Pierre Kropotkine établit une généalogie de la morale qui va à l’encontre de celle imposée par « les gouvernants, les hommes de loi et le clergé ». Il dénonce la religion et la loi comme morale fausse et défend une vraie morale naturelle, existant dans tout le règne animal.
Il cite Bernard de Mandeville (1670-1733) qui scandalisa l’Angleterre avec sa Fable des abeilles dans laquelle il montra que les coutumes soi-disant morales ne sont qu’un masque hypocrite.
À la question « Pourquoi serai-je moral ? », il refuse la plupart des réponses habituelles dont celle d’obéissance à la Bible qu’il considère comme « une collection de traditions babyloniennes et judaïques » et celle du « catégorique impératif » kantien qui n’a pas plus de droits que l’impératif qui lui ordonne régulièrement de se soûler.
Ne trouvant aucune raison valable, il conclu que la plupart ne sont que des préjugés et se réclame de la philosophie anarchiste : « Ne se courber devant aucune autorité, si respectée qu’elle soit ; n’accepter aucun principe, tant qu’il n’a pas été établi par la raison. »
Il constate que quoiqu’il fasse, l’homme recherche toujours un plaisir, ou bien évite une peine. Cette théorie de l’égoïsme, loi du monde organique, est l’essence même de la vie.
Chez les animaux, comme chez l’homme, est réputé bon ce qui est utile pour la préservation de la race, mauvais ce qui lui est nuisible.
Il dégage de l’observation de l’ensemble du règne animal, une moralité, supérieure au précepte chrétien « Ne fais pas aux autres ce que tu ne veux pas qu’on te fasse à toi » : « Fais aux autres ce que tu voudrais qu’ils te fassent dans les mêmes circonstances. »

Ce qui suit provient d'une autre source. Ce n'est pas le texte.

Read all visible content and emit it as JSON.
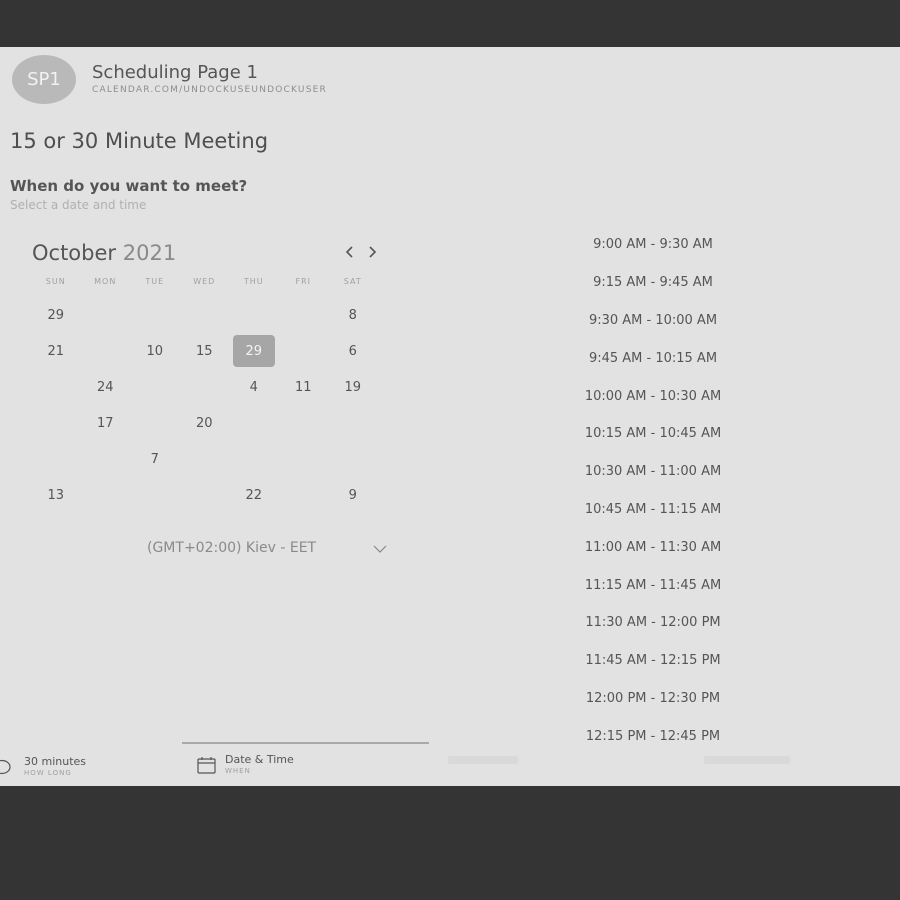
{
  "header": {
    "avatar_initials": "SP1",
    "page_name": "Scheduling Page 1",
    "page_url": "CALENDAR.COM/UNDOCKUSEUNDOCKUSER"
  },
  "meeting_title": "15 or 30 Minute Meeting",
  "question": "When do you want to meet?",
  "hint": "Select a date and time",
  "calendar": {
    "month": "October",
    "year": "2021",
    "prev_icon": "chevron-left-icon",
    "next_icon": "chevron-right-icon",
    "weekdays": [
      "SUN",
      "MON",
      "TUE",
      "WED",
      "THU",
      "FRI",
      "SAT"
    ],
    "weeks": [
      [
        "29",
        "",
        "",
        "",
        "",
        "",
        "8"
      ],
      [
        "21",
        "",
        "10",
        "15",
        "29",
        "",
        "6"
      ],
      [
        "",
        "24",
        "",
        "",
        "4",
        "11",
        "19"
      ],
      [
        "",
        "17",
        "",
        "20",
        "",
        "",
        ""
      ],
      [
        "",
        "",
        "7",
        "",
        "",
        "",
        ""
      ],
      [
        "13",
        "",
        "",
        "",
        "22",
        "",
        "9"
      ]
    ],
    "selected": "29"
  },
  "timezone": {
    "label": "(GMT+02:00) Kiev - EET",
    "icon": "chevron-down-icon"
  },
  "time_slots": [
    "9:00 AM - 9:30 AM",
    "9:15 AM - 9:45 AM",
    "9:30 AM - 10:00 AM",
    "9:45 AM - 10:15 AM",
    "10:00 AM - 10:30 AM",
    "10:15 AM - 10:45 AM",
    "10:30 AM - 11:00 AM",
    "10:45 AM - 11:15 AM",
    "11:00 AM - 11:30 AM",
    "11:15 AM - 11:45 AM",
    "11:30 AM - 12:00 PM",
    "11:45 AM - 12:15 PM",
    "12:00 PM - 12:30 PM",
    "12:15 PM - 12:45 PM"
  ],
  "footer": {
    "step1": {
      "label": "30 minutes",
      "sub": "HOW LONG",
      "icon": "clock-icon"
    },
    "step2": {
      "label": "Date & Time",
      "sub": "WHEN",
      "icon": "calendar-icon"
    }
  }
}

La loi n’a pas développé chez l’homme le sentiment du juste et de l’injuste, du bien et du mal. Elle a simplement utilisé ses sentiments sociaux pour lui glisser, avec des préceptes de morale qu’il acceptait, des ordres utiles à la minorité des exploiteurs, contre lesquels il se rebiffait. Elle a perverti le sentiment de justice plutôt que de le développer.
Dans un livre « infiniment supérieur à son œuvre sénile », L’Économie politique, Adam Smith trouve dans le sentiment de sympathie la vraie originaire du sentiment moral. Il n’a simplement pas compris qu’il existe aussi chez les animaux. Le sentiment de solidarité est le trait prédominant de la vie de tous les animaux qui vivent en société. La solidarité a eu dans le développement du règne animal une part infiniment plus grande que toutes les adaptations pouvant résulter d’une lutte entre individus pour l’acquisition d’avantages personnels.
En jetant par-dessus bord la Loi, la religion et l’Autorité, l’humanité reprend possession du principe moral qu’elle s’était laissé enlever afin de la soumettre à la critique et de le purger des adultérations dont le prêtre, le juge et le gouvernant l’avaient empoisonné et l’empoisonnent encore. L’arme la plus puissante, des hommes comme des animaux, dans la lutte pour l’existence est l’égalité des rapports mutuels et la solidarité qui en résulte nécessairement.
En opposant les sentiments altruistes aux sentiments égoïstes, les moralistes ont fait fausse route car le bien de l’individu et le bien de l’espèce sont au fond identiques.
En conclusion, Pierre Kropotkine nous invite à nous révolter contre l’iniquité, le mensonge et l’injustice. « La lutte c’est la vie ! »
Très beau texte, limpide et précis à la fois, qui ne peut laisser indifférent.
LA MORALE ANARCHISTE
Pierre Kropotkine
96 pages – 2,60 euros.
Éditions Mille et une nuits – Paris – mai 2004
Publié pour la première fois en 1889.